Friday, December 17, 2010

Different Trading Partners And The Currency Option

Another reason why proposed mercantilist policies particularly based on the currency valve option are not likely to work: different trade partners by different states or regions.

This from the Wall Street Journal Blog, (bold emphasis mine)

But the dollar’s impact will not be equal on each state or region. That’s because, for instance, Texas ships more exports to Mexico while New York sends more exports to Canada. Understandably, then, the health of Texan exporters depends more on changes in the dollar-peso rate while New York exporters care more about the U.S.-Canadian exchange.

To gauge the regional impact of exchange rates, the Federal Reserve Bank of Dallas has developed a real trade-weighted value of the dollar index for each state.

Foreign-exchange markets tend to focus on the dollar’s value versus the euro or yen. But for state exporters, the exchange rates in emerging nations and our NAFTA partners Canada and Mexico are probably more important.

“National exchange rate indexes do not always reflect individual state experiences,” the report says. “States at times face sharply different effective exchange-rate shifts, often provoked by economic or financial crises.”

This should not even be limited to the state or region level.
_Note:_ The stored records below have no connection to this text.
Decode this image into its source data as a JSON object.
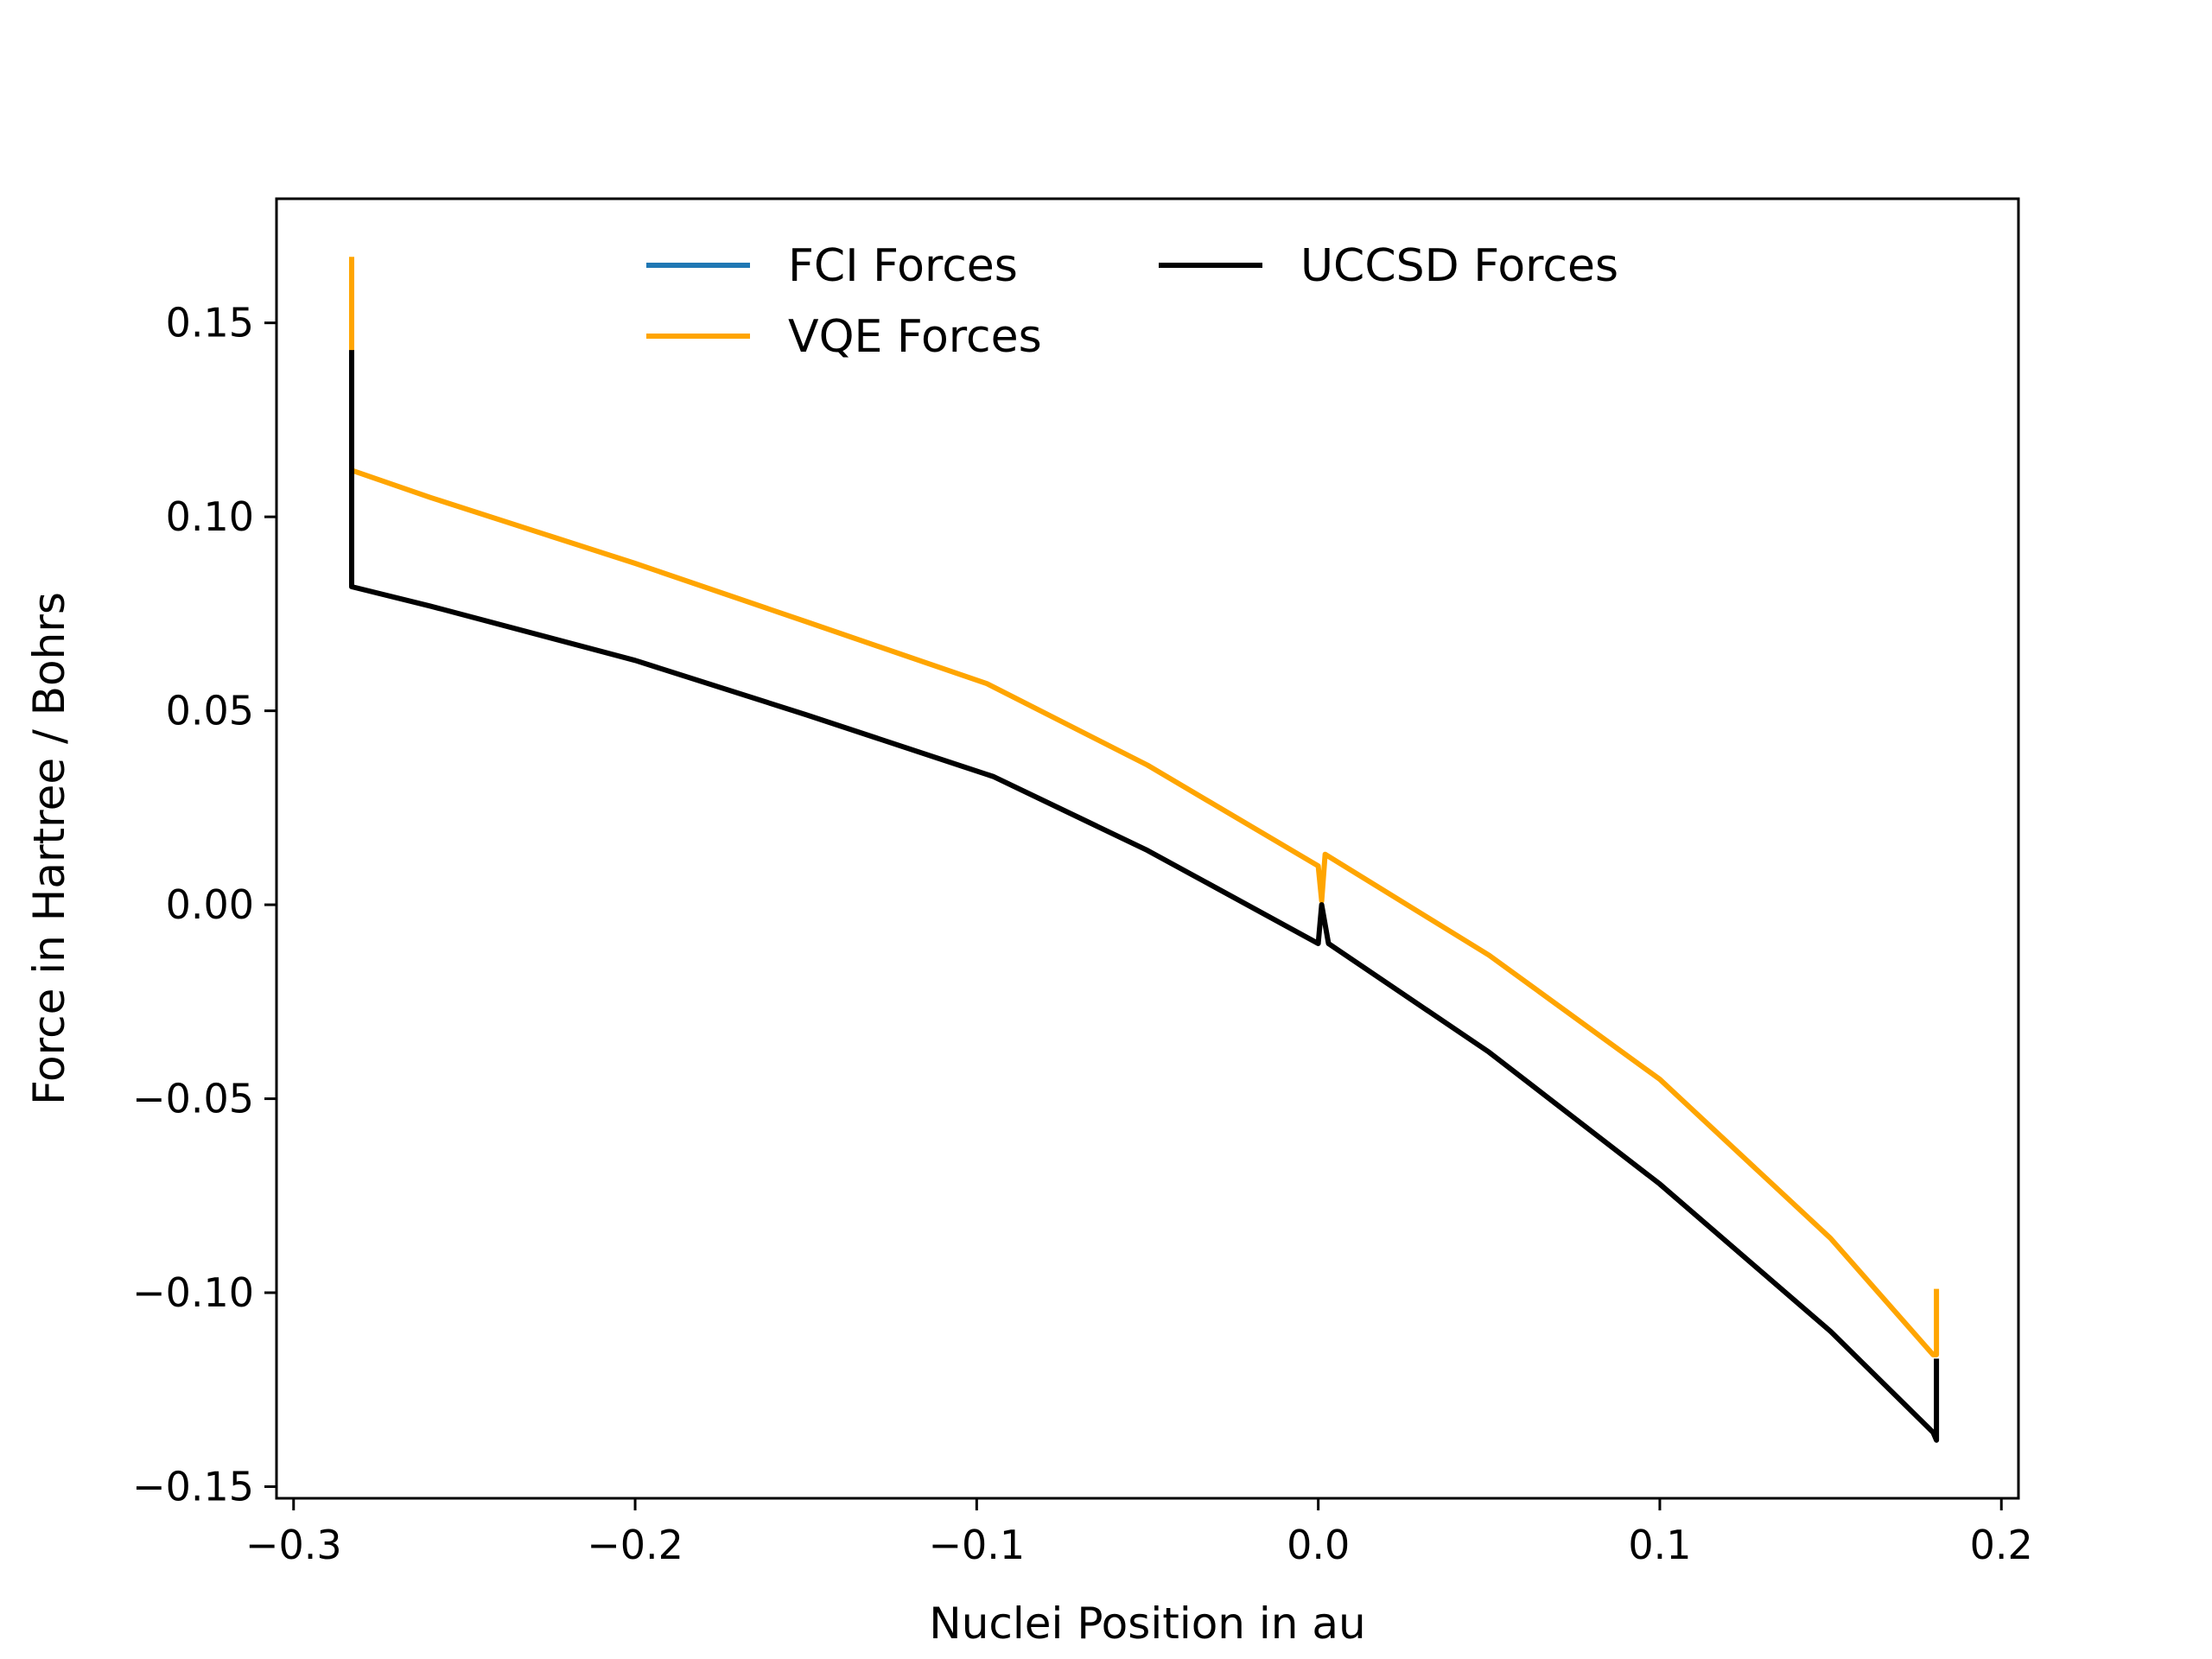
{
  "chart_data": {
    "type": "line",
    "title": "",
    "xlabel": "Nuclei Position in au",
    "ylabel": "Force in Hartree / Bohrs",
    "xlim": [
      -0.305,
      0.205
    ],
    "ylim": [
      -0.153,
      0.182
    ],
    "xticks": [
      -0.3,
      -0.2,
      -0.1,
      0.0,
      0.1,
      0.2
    ],
    "xtick_labels": [
      "−0.3",
      "−0.2",
      "−0.1",
      "0.0",
      "0.1",
      "0.2"
    ],
    "yticks": [
      -0.15,
      -0.1,
      -0.05,
      0.0,
      0.05,
      0.1,
      0.15
    ],
    "ytick_labels": [
      "−0.15",
      "−0.10",
      "−0.05",
      "0.00",
      "0.05",
      "0.10",
      "0.15"
    ],
    "grid": false,
    "legend": {
      "placement": "upper-center",
      "entries": [
        "FCI Forces",
        "VQE Forces",
        "UCCSD Forces"
      ]
    },
    "series": [
      {
        "name": "FCI Forces",
        "color": "#1f77b4",
        "x": [],
        "y": []
      },
      {
        "name": "VQE Forces",
        "color": "#ffa500",
        "x": [
          -0.283,
          -0.283,
          -0.283,
          -0.26,
          -0.2,
          -0.15,
          -0.097,
          -0.05,
          0.0,
          0.001,
          0.002,
          0.05,
          0.1,
          0.15,
          0.18,
          0.181,
          0.181
        ],
        "y": [
          0.167,
          0.145,
          0.112,
          0.105,
          0.088,
          0.073,
          0.057,
          0.036,
          0.01,
          0.001,
          0.013,
          -0.013,
          -0.045,
          -0.086,
          -0.116,
          -0.116,
          -0.099
        ]
      },
      {
        "name": "UCCSD Forces",
        "color": "#000000",
        "x": [
          -0.283,
          -0.283,
          -0.26,
          -0.2,
          -0.15,
          -0.095,
          -0.05,
          0.0,
          0.001,
          0.003,
          0.05,
          0.1,
          0.15,
          0.18,
          0.181,
          0.181
        ],
        "y": [
          0.143,
          0.082,
          0.077,
          0.063,
          0.049,
          0.033,
          0.014,
          -0.01,
          0.0,
          -0.01,
          -0.038,
          -0.072,
          -0.11,
          -0.136,
          -0.138,
          -0.117
        ]
      }
    ]
  }
}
Competitiveness can be analytically regressed to independent enterprises where each firms operates on distinct cost structures, have different fields or areas of specialization and of the idiosyncratic competitive advantages, [even if they come from the same industry and operate in the same territory].

Where exchange rates could have diverse effects from the micro level from the different location of trading partners, the transmission mechanism of proposed exchange rate policies are likely to be ambiguous.

The other way to say this is that one size fits all exchange rate option is a political gamble undertaken by technocrats with society’s equity at stake.